BUSINESS

Belgian Gambling Commission fines BetClic Players

TAGs: Belgian Gaming Commission, Belgium, BetClic Everest Group, Betclic.com, Betfair, Peter Naessens, William Hill

Belgian Gambling Commission fines BetClic PlayersThe Belgian Gaming Commission (BGC) has fined 79 players who gambled on Betclic Everest’s Betclic.com site, which does not hold a license in the country.

Betclic players will face fines of €200 ($223) for placing the unauthorized bets and balances from their Betclic account will be seized.

The BGC will have bigger plans for major bettors who wagered thousands of Euros on BetClic, with fines of up to €16,000 ($17,850), which are expected to be executed next month.

Director of BGC Peter Naessens said that it’s customary for his commission to target the illegal operators before players, but in this instance, an exception was made.

Belgium is continuously blacklisting unauthorized websites, with the list of rogues containing nearly 100 real money gambling companies, including major players like Betfair and William Hill.

Many of the leading poker networks were blacklisted (click here for the complete list), with only PokerStars.be, Partouche.be, Poker770.be, and GoldenPalace.be holding official licenses.

Betclic, a French online gaming operator, was among the first operators to be placed on the BGC’s blacklist of unauthorized operators back in May 2012.

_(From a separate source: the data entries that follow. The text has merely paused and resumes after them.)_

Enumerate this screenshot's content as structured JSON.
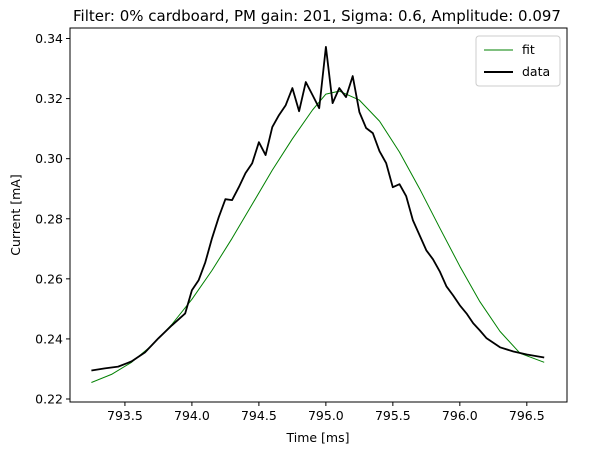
{
  "chart_data": {
    "type": "line",
    "title": "Filter: 0% cardboard, PM gain: 201, Sigma: 0.6, Amplitude: 0.097",
    "xlabel": "Time [ms]",
    "ylabel": "Current [mA]",
    "xlim": [
      793.09,
      796.8
    ],
    "ylim": [
      0.219,
      0.3435
    ],
    "xticks": [
      793.5,
      794.0,
      794.5,
      795.0,
      795.5,
      796.0,
      796.5
    ],
    "xtick_labels": [
      "793.5",
      "794.0",
      "794.5",
      "795.0",
      "795.5",
      "796.0",
      "796.5"
    ],
    "yticks": [
      0.22,
      0.24,
      0.26,
      0.28,
      0.3,
      0.32,
      0.34
    ],
    "ytick_labels": [
      "0.22",
      "0.24",
      "0.26",
      "0.28",
      "0.30",
      "0.32",
      "0.34"
    ],
    "legend_placement": "top-right",
    "grid": false,
    "series": [
      {
        "name": "fit",
        "color": "#008000",
        "x": [
          793.25,
          793.4,
          793.55,
          793.7,
          793.85,
          794.0,
          794.15,
          794.3,
          794.45,
          794.6,
          794.75,
          794.9,
          795.0,
          795.1,
          795.25,
          795.4,
          795.55,
          795.7,
          795.85,
          796.0,
          796.15,
          796.3,
          796.45,
          796.63
        ],
        "y": [
          0.2255,
          0.2282,
          0.2322,
          0.2378,
          0.2448,
          0.2532,
          0.2628,
          0.2735,
          0.2848,
          0.2962,
          0.3066,
          0.3162,
          0.3215,
          0.3225,
          0.3195,
          0.3125,
          0.3022,
          0.29,
          0.277,
          0.2642,
          0.2524,
          0.2425,
          0.2352,
          0.2322
        ]
      },
      {
        "name": "data",
        "color": "#000000",
        "x": [
          793.25,
          793.35,
          793.45,
          793.55,
          793.65,
          793.75,
          793.85,
          793.95,
          794.0,
          794.05,
          794.1,
          794.15,
          794.2,
          794.25,
          794.3,
          794.35,
          794.4,
          794.45,
          794.5,
          794.55,
          794.6,
          794.65,
          794.7,
          794.75,
          794.8,
          794.85,
          794.9,
          794.95,
          795.0,
          795.05,
          795.1,
          795.15,
          795.2,
          795.25,
          795.3,
          795.35,
          795.4,
          795.45,
          795.5,
          795.55,
          795.6,
          795.65,
          795.7,
          795.75,
          795.8,
          795.85,
          795.9,
          795.95,
          796.0,
          796.05,
          796.1,
          796.15,
          796.2,
          796.3,
          796.4,
          796.5,
          796.63
        ],
        "y": [
          0.2295,
          0.2302,
          0.2308,
          0.2325,
          0.2355,
          0.2402,
          0.2445,
          0.2485,
          0.2562,
          0.2595,
          0.2655,
          0.2735,
          0.2805,
          0.2865,
          0.2862,
          0.2905,
          0.2952,
          0.2985,
          0.3055,
          0.3012,
          0.3105,
          0.3145,
          0.3178,
          0.3235,
          0.3158,
          0.3255,
          0.3212,
          0.3168,
          0.3372,
          0.3185,
          0.3235,
          0.3205,
          0.3275,
          0.3155,
          0.3102,
          0.3085,
          0.3025,
          0.2985,
          0.2905,
          0.2915,
          0.2875,
          0.2795,
          0.2745,
          0.2695,
          0.2665,
          0.2625,
          0.2575,
          0.2545,
          0.2512,
          0.2485,
          0.2452,
          0.2428,
          0.2402,
          0.2372,
          0.2358,
          0.2348,
          0.2338
        ]
      }
    ]
  }
}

In February 2014, the BGC seized €600,000 ($668,384) in BetClic player funds after it ruled that the site was operating illegally within the country.

BetClic faced fines of €1.2 million and eventually pulled out of Belgium in April 2014. Each of BetClic’s four branded websites has been unavailable to Belgian residents.

Belgium isn’t alone in targeting players this way. In September, 2014, Munich’s Criminal Court convicted a German online blackjack player of illegal gambling activities and fined him $72,000 for wagering at a Gibraltar-based casino website.

The player was targeted initially for instances of social security fraud.

It’s always more likely that operators will face the wrath of government agencies before players but Belgium’s latest moves should serve as a warning to players in contentious iGaming markets.